Revenue and Profitability • Group revenue declined 15.2% year-on-year to RMB204.79 million, primarily due to weaker demand for hazardous-waste projects and softer oilfield activity. • Gross profit decreased 25.2% to RMB43.43 million; gross margin contracted to 21.2% from 24.0% in 2024. • Net loss expanded to RMB77.01 million (2024: RMB55.27 million), translating into a net-loss margin of 37.6%. • Loss attributable to shareholders amounted to RMB63.15 million; basic loss per share was RMB0.047.

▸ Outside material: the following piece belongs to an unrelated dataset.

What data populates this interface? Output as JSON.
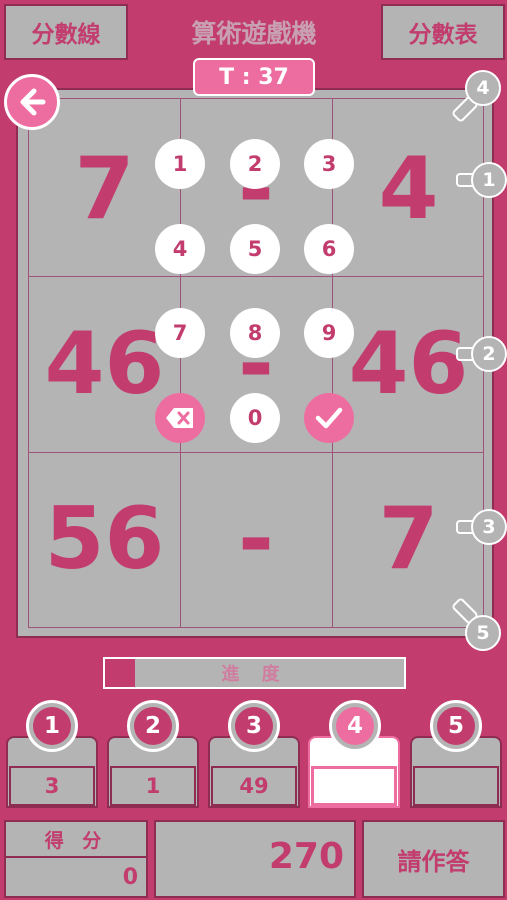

Segment Performance • Oilfield auxiliary services remained the largest contributor, generating revenue of RMB144.12 million (–7.9% YoY) and segment loss of RMB10.63 million. • Hazardous-waste incineration solutions revenue slumped 61.7% to RMB14.68 million; segment loss was RMB49.60 million. • Cement-plant parallel-kiln co-treatment services delivered RMB36.10 million (+17.2%), while oil-sludge thermal desorption treatment contributed RMB2.29 million (–83.1%). • Other services, mainly technical upgrades and maintenance, rose to RMB7.60 million (+204%).
Key Cost and Expense Items • Service costs fell 12.1% to RMB161.37 million, tracking lower project volumes. • Administrative expenses stayed largely flat at RMB57.59 million. • Research and development spending declined 16.0% to RMB10.51 million. • Impairment charges totalled RMB34.57 million, including RMB17.34 million on property, plant and equipment and RMB14.41 million on goodwill related to the Xinjiang Tiansheng acquisition. • Finance costs increased 25.0% to RMB3.47 million on higher borrowings.
Balance-Sheet Highlights (31 December 2025) • Total assets: RMB706.22 million; net assets: RMB398.22 million. • Cash and cash equivalents: RMB95.80 million. • Total borrowings: RMB74.82 million, secured by trade receivables and right-of-use assets; gearing (total liabilities/total assets) stood at 43.6%. • Trade and notes receivables fell to RMB213.50 million; average collection period lengthened to 420 days. • Contract liabilities rose to RMB34.20 million on higher customer advances.
Capital Expenditure and Commitments • 2025 capital spending reached RMB46.50 million, mainly for oil-sludge treatment facilities and self-owned solid-waste projects. • Outstanding capital commitments totalled RMB1.00 million, chiefly for Guangdong cement-kiln co-treatment and pyrolysis projects.
Dividend • The Board does not recommend a final dividend for 2025.
Corporate Governance and Other Information • The company maintained full compliance with the Hong Kong Listing Rules’ Corporate Governance Code during the year and confirmed strict adherence to the Model Code for securities transactions. • Public float remains above the 25% requirement.
The annual general meeting is scheduled for 2 June 2026; the register of members will be closed from 28 May to 2 June 2026 (both days inclusive).